Asymptomatic moyamoya disease is not a “silent” disorder and readily progress to cause ischemic and hemorrhagic stroke. It would also be essential to repeat MRI and MRA at regular intervals when asymptomatic patients are conservatively followed up to detect disease progression before any cerebrovascular events occur 5).

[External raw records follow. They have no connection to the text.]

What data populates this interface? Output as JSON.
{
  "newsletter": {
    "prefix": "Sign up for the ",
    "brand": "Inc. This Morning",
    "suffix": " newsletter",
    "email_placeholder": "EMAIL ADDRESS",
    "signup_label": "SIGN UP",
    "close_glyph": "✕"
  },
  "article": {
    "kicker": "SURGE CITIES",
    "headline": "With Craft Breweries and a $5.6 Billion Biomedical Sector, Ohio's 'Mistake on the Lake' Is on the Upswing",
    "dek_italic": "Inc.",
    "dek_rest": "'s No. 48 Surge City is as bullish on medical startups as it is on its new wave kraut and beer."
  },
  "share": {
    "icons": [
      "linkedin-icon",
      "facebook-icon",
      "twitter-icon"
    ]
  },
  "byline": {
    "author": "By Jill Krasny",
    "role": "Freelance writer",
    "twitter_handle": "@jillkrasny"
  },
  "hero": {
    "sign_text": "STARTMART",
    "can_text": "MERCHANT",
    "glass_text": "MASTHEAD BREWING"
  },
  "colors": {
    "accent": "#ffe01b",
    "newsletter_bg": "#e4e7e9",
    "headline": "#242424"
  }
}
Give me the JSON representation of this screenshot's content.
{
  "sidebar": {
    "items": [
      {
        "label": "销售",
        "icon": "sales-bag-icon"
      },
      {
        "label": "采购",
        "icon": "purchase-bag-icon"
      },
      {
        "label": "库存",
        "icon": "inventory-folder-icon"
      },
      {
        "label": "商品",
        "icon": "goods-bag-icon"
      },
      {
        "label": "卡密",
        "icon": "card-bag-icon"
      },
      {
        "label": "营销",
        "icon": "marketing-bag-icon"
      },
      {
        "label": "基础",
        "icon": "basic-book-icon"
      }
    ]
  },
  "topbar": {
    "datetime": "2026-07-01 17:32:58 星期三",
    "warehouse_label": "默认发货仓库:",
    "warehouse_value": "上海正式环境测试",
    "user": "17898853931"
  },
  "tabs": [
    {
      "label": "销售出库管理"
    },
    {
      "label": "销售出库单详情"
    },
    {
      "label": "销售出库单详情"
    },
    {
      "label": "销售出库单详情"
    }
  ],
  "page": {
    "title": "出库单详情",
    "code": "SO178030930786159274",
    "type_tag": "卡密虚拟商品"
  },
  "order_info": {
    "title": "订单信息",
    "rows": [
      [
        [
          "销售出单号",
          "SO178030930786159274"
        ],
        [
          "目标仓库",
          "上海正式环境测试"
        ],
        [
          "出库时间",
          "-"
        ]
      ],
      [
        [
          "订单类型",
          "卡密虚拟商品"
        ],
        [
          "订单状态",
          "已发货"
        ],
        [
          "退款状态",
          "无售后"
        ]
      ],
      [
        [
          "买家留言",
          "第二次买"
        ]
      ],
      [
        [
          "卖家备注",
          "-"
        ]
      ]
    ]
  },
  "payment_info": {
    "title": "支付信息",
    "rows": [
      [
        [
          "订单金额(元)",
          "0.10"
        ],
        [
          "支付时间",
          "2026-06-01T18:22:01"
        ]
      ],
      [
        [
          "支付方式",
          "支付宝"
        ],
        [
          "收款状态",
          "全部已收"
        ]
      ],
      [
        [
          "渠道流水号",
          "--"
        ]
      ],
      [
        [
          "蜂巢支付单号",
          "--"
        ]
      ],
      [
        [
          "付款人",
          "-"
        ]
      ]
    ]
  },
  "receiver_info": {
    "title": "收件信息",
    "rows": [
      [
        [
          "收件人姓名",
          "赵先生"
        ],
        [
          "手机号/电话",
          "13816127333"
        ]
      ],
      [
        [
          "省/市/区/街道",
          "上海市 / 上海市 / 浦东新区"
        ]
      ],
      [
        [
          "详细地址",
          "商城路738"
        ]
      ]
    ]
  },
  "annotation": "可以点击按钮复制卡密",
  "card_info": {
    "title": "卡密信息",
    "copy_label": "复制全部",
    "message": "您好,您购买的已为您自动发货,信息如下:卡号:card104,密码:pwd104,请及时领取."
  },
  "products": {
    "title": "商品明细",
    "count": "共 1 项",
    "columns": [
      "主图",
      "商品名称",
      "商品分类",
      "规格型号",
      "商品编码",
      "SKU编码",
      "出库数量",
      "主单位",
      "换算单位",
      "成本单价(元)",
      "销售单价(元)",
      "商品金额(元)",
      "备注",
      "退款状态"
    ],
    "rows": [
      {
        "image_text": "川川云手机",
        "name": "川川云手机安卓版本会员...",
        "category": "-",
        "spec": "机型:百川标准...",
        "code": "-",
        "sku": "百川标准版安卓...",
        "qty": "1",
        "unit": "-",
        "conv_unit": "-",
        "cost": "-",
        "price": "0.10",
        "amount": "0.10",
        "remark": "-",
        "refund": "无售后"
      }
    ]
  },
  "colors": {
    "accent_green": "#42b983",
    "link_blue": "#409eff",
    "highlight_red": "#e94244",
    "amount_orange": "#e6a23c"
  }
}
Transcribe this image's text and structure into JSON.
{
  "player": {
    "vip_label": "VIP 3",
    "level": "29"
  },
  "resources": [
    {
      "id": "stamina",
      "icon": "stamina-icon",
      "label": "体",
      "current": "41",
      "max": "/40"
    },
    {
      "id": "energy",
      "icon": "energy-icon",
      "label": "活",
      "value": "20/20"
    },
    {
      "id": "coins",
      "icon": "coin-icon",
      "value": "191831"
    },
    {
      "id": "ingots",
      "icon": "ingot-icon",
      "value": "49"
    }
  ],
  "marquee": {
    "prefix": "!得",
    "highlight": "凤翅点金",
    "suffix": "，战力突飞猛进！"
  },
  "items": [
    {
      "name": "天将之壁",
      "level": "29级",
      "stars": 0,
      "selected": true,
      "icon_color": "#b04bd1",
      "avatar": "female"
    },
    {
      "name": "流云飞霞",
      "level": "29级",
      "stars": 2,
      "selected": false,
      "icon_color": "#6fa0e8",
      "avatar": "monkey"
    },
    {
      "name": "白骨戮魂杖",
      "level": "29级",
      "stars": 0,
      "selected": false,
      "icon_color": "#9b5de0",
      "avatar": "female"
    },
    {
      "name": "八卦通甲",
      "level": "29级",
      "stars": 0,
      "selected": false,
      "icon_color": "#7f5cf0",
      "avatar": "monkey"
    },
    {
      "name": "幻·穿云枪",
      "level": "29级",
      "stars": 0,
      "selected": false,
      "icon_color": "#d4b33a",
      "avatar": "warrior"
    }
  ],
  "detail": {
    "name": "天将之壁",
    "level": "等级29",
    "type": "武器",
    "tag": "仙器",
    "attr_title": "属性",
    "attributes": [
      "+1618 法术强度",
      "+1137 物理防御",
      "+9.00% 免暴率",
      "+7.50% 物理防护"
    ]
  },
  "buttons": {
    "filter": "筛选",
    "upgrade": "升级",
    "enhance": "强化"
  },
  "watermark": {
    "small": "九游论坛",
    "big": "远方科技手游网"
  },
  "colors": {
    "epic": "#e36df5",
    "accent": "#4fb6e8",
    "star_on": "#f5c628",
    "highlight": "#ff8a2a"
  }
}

1) , 3) Kuroda S, Hashimoto N, Yoshimoto T, Iwasaki Y; research Committee on Moyamoya disease in Japan: radiological findings, clinical course, and outcome in asymptomatic moyamoya disease: results of multicenter survey in Japan. Stroke 38: 1430–1435, 2007
2) Yamada M, Fujii K, Fukui M: [Clinical features and outcomes in patients with asymptomatic moyamoya disease—from the results of nation-wide question- naire survey]. No Shinkei Geka 33: 337–342, 2005
4) , 5) Kuroda S; AMORE Study Group. Asymptomatic Moyamoya Disease: Literature Review and Ongoing AMORE Study. Neurol Med Chir (Tokyo). 2015 Mar 15;55(3):194-8. doi:10.2176/nmc.ra.2014-0305. Epub 2015 Feb 20. PubMed PMID: 25739434.